Tl;dr: it is not.
It was an important moment for me. I was turning 30. One of my best friends organized a lovely house party, and another DJ friend was playing nice music. Even my brother, who was living in Turkey, flew 3000 kilometers and caught the event at the last moment. There were some people that I knew but also some people I barely knew. One of these guys from the second category, who was working in a big IT company, asked me that famous question with a loud voice so I could hear him.
“So you're coding in PHP, is it not dead yet?”
He was sipping his cocktail and made that face with a big grin, which I see on most of the people who asked the same question to me. Yes, writing PHP is a part of my job, but as a software engineer (some call me a developer, but this is another discussion), it’s not the only thing I do. If there could be a chance for me to describe myself, instead of answering the “oh, which language are you working on for server-side programming?” question, I would love to talk about problems I solve, decisions I make, and the architectural reasons behind them.
But yes, I was (and still am) coding in PHP.
And there is a simple reason behind that. It is not just because PHP has the best tools for me, or because I love to write in PHP. But it is because someone else already made this decision ages before me. Yes, in today’s world, people at Booking.com are still writing in PERL, and that does not make them bad developers. The same argument is valid for developers who work for Facebook. Most of the successful companies around the world interview candidates without asking language-specific questions. They mostly focus on the algorithmic intelligence of their potential colleagues without being worried about their language backgrounds. That said, I don’t personally know anyone who only codes in PHP. Still, I am not sure if this is the perfect world that we are living in, but most of the developers I personally know are busy using different languages every day.
Then why is this question still coming up, as Jeffrey mentioned in his tweet here?
Jeffrey Way@jeffrey_wayIsn't it funny how no one ever asks if <insert *any* language that isn't PHP> is dead? And yet...
w3techs.com/technologies/o…15:44 PM - 07 May 2020
I see there are many sins for PHP developers here. However, I do not blame them for this entirely, either. The interesting thing about PHP comes from its nature. Most of the engineers out there did not see PHP as a purely functional language. Indeed, PHP implemented most features of functional programming, but the creators of PHP did not initially build it for this reason. The same thing applies to the argument that PHP is an object-oriented language. Even though the evolution of PHP supplied the required tools to us for good object-oriented design, again, that was not the language’s main goal.
PHP comes with the simplicity of releasing websites. That was the main goal of the language itself, which is mostly forgotten. In today’s world, PHP still runs 78% of the entire internet because of this simplicity.

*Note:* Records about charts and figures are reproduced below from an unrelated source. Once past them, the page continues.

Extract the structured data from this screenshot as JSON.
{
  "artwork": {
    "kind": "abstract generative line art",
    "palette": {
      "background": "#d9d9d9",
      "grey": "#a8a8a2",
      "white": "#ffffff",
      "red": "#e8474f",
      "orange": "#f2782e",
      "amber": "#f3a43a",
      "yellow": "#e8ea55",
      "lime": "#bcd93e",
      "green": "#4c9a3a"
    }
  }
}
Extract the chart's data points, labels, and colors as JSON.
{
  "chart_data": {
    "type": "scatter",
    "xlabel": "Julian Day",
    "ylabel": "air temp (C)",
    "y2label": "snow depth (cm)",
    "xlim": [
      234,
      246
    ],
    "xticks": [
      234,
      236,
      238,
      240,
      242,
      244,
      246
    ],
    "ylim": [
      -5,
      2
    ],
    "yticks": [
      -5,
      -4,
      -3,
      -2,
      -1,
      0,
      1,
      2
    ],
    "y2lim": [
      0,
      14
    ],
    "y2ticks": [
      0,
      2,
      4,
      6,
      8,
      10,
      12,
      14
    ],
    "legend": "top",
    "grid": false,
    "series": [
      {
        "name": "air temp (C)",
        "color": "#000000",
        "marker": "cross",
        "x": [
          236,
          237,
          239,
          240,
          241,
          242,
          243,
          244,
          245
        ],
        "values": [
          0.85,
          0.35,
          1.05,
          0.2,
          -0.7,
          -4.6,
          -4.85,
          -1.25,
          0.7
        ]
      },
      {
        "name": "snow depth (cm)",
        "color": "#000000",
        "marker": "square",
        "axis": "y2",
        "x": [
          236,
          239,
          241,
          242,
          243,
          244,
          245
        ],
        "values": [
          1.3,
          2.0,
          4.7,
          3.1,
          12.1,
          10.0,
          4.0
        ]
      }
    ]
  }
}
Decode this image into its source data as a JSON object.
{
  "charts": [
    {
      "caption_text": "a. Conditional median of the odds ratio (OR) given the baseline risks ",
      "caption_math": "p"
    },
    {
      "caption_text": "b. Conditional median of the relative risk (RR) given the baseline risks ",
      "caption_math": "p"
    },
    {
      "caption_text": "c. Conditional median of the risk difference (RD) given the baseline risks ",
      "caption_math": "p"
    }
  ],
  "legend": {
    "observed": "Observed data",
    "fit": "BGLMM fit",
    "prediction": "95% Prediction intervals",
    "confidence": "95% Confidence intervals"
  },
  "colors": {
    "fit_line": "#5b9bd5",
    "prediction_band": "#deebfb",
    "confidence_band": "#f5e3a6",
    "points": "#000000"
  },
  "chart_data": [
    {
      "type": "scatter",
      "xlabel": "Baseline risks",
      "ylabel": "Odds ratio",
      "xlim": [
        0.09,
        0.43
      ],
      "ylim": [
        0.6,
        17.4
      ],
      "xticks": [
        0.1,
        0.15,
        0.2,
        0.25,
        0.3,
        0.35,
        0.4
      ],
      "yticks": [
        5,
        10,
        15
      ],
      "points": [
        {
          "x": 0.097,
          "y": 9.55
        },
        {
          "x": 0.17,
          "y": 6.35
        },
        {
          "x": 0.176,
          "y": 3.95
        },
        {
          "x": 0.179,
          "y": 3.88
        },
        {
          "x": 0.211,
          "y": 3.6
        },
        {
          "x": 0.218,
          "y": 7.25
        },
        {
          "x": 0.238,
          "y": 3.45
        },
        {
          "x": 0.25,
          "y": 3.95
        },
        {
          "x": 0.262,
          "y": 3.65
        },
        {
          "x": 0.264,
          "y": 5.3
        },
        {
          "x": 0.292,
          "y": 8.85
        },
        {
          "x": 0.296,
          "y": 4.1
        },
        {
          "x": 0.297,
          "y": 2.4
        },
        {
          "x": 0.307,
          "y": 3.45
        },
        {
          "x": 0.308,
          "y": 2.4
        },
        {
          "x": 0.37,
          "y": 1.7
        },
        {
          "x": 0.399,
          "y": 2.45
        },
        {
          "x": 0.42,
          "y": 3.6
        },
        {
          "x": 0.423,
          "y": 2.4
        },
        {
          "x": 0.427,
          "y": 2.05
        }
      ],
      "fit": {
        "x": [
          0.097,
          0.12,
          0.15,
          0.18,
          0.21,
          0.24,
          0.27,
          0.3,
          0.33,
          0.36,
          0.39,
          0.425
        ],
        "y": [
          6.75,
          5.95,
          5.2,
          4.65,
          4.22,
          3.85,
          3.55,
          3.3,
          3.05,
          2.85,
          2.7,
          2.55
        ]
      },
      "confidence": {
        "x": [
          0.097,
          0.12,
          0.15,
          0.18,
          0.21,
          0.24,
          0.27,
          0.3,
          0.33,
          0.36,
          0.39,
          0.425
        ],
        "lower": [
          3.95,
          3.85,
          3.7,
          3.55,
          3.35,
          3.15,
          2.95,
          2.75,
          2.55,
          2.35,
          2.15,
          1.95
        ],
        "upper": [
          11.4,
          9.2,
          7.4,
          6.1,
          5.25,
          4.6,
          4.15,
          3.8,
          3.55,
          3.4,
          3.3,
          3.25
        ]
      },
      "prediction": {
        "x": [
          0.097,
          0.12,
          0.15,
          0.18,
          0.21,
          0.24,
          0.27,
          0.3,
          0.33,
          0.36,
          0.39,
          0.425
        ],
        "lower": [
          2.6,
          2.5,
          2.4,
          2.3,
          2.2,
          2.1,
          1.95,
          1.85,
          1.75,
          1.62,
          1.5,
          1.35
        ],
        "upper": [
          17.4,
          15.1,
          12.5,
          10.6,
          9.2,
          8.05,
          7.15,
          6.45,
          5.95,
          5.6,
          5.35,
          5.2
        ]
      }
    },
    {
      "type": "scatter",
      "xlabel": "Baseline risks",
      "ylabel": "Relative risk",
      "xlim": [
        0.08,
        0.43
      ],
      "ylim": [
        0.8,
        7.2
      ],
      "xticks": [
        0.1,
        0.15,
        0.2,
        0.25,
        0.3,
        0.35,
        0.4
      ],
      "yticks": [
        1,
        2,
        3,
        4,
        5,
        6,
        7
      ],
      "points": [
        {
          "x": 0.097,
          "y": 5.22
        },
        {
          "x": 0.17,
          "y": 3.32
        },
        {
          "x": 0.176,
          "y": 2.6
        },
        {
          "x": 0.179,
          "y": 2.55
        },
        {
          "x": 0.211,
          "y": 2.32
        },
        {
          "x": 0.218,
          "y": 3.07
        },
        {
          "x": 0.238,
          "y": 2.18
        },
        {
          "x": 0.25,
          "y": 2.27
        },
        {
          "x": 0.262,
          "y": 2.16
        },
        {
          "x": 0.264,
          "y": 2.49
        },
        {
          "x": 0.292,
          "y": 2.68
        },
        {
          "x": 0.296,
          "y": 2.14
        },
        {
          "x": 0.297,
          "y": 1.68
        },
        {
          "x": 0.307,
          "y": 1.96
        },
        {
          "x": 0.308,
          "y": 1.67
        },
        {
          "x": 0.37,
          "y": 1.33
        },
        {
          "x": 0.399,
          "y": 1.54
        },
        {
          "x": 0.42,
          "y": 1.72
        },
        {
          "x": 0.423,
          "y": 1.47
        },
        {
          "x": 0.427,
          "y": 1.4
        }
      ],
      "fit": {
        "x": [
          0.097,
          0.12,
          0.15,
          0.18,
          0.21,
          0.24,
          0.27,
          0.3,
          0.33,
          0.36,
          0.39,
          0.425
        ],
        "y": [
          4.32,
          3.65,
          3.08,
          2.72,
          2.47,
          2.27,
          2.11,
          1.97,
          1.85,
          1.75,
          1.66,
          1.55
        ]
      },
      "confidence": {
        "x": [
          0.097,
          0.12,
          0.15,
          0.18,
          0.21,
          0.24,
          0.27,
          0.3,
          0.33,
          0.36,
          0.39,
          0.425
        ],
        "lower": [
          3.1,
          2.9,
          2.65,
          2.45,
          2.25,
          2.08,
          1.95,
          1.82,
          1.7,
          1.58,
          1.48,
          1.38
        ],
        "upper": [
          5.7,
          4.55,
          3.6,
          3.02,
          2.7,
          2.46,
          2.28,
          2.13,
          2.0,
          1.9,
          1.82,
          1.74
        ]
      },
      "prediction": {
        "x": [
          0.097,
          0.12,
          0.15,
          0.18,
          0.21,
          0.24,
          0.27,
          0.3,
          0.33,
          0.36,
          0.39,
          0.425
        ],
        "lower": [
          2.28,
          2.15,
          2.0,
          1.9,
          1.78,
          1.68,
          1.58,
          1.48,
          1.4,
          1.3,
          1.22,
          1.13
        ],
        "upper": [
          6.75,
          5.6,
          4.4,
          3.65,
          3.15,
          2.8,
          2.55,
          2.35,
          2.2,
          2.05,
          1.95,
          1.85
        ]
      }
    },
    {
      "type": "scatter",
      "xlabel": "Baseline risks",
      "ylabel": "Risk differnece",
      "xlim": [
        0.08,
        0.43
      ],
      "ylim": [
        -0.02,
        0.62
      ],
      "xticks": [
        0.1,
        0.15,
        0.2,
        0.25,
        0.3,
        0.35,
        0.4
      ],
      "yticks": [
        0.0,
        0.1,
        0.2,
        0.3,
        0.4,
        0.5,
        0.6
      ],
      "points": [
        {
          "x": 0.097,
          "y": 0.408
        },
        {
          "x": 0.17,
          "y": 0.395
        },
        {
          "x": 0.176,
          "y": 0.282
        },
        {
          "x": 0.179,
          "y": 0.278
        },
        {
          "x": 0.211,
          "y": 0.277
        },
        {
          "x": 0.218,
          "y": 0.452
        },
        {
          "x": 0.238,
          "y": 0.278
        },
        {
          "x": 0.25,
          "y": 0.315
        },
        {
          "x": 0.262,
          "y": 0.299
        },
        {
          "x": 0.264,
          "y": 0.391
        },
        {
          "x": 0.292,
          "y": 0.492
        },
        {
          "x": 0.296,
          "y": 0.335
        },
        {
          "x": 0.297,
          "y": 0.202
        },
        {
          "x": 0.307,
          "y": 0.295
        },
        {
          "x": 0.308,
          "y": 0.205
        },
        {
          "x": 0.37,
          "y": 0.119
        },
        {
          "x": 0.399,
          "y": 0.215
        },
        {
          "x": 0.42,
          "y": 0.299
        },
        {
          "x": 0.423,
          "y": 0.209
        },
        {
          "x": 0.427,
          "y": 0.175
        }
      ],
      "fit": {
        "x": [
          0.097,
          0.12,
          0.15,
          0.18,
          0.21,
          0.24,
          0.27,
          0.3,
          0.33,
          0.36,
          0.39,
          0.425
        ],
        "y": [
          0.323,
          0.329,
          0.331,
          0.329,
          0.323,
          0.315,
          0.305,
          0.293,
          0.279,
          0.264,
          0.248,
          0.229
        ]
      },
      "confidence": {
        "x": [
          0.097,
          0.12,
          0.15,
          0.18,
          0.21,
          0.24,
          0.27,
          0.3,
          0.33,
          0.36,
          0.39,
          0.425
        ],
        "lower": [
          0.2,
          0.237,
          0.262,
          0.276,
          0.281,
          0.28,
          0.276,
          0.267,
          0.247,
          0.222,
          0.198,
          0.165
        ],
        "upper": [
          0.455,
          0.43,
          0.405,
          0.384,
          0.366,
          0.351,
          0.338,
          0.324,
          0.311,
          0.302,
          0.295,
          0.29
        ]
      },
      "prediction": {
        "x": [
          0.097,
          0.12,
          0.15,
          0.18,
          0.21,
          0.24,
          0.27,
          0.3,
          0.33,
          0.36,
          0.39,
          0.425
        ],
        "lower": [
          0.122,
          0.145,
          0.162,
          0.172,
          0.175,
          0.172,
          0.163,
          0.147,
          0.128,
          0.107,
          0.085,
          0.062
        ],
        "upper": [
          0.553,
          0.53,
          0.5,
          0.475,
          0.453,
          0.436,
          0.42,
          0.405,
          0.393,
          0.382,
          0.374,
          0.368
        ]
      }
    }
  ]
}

I’m coming from the simplicity of the language to another simplicity, and that is managing content. Let’s face facts: Wordpress is still the de facto leader of the web. Most content creators use its weird admin interface every single day. Nine out of ten news websites in today’s world draw their strength from this CMS. Honestly, I don’t know how much Wordpress developers earn from their freelance work, but they still do a lot.
And the thing I know, the most important thing, is that content managers don’t know and don’t give a f*ck if the language behind their beautiful admin panel is PHP or not.
I’m coming back to the question and the smile on the face. I can imagine why these smart engineers blame PHP as the source of spaghetti code out there. And let’s get back to the fact that I’m coding in PHP; yes, I do. But believe me, I have no idea what is going on when I look at wp-blog-header.php. A lot has changed in the PHP world over the last ten years, and yes, not surprisingly, you can find elegant code in this world nowadays.
Either way, PHP and Wordpress rule the internet. Let’s respect that and continue to provide solutions to the problems we are dealing with.
Thanks to Jeffrey Way, the reason for this post.